Payroll manager can perform the task. Payroll administrator
doesn't have the functional privilege to perform the task.

Troubleshooting

If you encounter problems submitting or completing a task in a flow, these are the actions you can take.

Problem Solution

Can't submit or view a flow

Confirm that the data role assigned to you includes a security profile for the payroll flow pattern.

Can't perform a task, such as a process or report

Confirm that your data role is based on a job or abstract role that includes functional privileges to perform that task.

FAQs for Organization and Other Security Profiles

A generic organization hierarchy is a single hierarchy that includes organizations of all classifications, such as division, legal entity, department, and tax reporting unit.

A department hierarchy includes only organizations with the department classification.

If you secure by department, for example, the data instance set includes only organizations with the department classification from the generic organization hierarchy. The data instance set excludes other types of organizations.

Therefore, you can select the same organization security profile for multiple work structure types.

The user's access to the organization or position hierarchy depends on the user's assignments. Therefore, the data instance set from a single security profile may be different for each user.

For a user with multiple assignments in the hierarchy, multiple top organizations or positions may exist. All organizations or positions from the relevant subhierarchies appear in the data instance set.

Country security profiles identify one or more countries to appear in lists of countries. The predefined country security profile View All Countries meets most needs. However, you can limit the country list available to an HCM data role by creating a country security profile for that role. The countries that you can include are those defined in the table FND_TERRITORIES.

By default, users with these predefined job and abstract roles see all countries in lists of countries:

  • Benefits Administrator

  • Benefits Manager

  • Benefits Specialist

  • Compensation Manager

  • Contingent Worker

  • Employee

  • Human Capital Management Integration Specialist

  • Human Resource Specialist

  • Line Manager

If you include any of these roles in a data role, then users with the data role see all countries. The country security profile that you include in the data role has no effect.

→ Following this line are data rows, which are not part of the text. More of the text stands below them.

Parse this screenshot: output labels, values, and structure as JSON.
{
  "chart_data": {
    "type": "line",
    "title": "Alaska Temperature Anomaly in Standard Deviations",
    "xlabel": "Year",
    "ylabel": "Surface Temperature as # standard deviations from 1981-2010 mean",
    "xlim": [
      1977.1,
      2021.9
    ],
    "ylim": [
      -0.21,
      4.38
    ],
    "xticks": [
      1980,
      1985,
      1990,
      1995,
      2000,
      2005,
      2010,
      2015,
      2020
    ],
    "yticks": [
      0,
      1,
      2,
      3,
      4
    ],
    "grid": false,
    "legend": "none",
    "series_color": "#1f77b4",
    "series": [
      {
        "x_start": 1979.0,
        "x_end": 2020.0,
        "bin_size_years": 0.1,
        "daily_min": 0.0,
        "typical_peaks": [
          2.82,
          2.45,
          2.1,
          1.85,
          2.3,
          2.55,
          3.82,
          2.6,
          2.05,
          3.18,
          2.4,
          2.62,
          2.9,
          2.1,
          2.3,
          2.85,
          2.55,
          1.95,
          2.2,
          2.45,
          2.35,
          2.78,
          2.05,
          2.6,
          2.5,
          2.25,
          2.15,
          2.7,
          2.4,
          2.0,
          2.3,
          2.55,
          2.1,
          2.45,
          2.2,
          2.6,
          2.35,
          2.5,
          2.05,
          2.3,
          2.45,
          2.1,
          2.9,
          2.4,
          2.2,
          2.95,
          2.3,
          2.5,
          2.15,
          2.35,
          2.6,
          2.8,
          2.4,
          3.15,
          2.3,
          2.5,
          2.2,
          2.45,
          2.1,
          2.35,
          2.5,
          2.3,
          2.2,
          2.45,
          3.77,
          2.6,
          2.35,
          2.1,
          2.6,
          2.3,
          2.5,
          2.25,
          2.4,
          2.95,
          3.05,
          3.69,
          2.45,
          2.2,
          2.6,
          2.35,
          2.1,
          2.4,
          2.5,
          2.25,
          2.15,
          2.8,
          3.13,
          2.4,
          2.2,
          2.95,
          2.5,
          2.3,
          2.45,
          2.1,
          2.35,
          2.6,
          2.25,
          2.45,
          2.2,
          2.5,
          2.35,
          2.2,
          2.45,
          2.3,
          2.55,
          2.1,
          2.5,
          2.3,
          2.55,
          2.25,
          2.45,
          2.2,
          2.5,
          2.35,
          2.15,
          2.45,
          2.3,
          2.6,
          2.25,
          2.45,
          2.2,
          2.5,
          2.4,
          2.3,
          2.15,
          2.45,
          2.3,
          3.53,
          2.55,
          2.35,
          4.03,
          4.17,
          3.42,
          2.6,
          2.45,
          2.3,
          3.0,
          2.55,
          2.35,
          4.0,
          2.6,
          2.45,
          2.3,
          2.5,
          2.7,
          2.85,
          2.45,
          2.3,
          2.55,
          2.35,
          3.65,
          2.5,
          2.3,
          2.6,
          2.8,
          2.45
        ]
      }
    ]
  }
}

By default, users can view job requisitions when they're members of the job requisition hiring team. They can also see the job requisitions that their subordinates can see. You can define job requisition security profiles and include them in HCM data roles to enable users to view other job requisitions. For example, you can secure access to job requisitions by location or recruiting type.

Users can access future-dated persons, organizations, or positions that satisfy the security profile criteria. If you leave this option deselected, then users can't access future-dated objects. For example, users couldn't see an organization with a future start date, even though it satisfied all other criteria in the security profile.

Date-effective records in objects aren't affected by this option.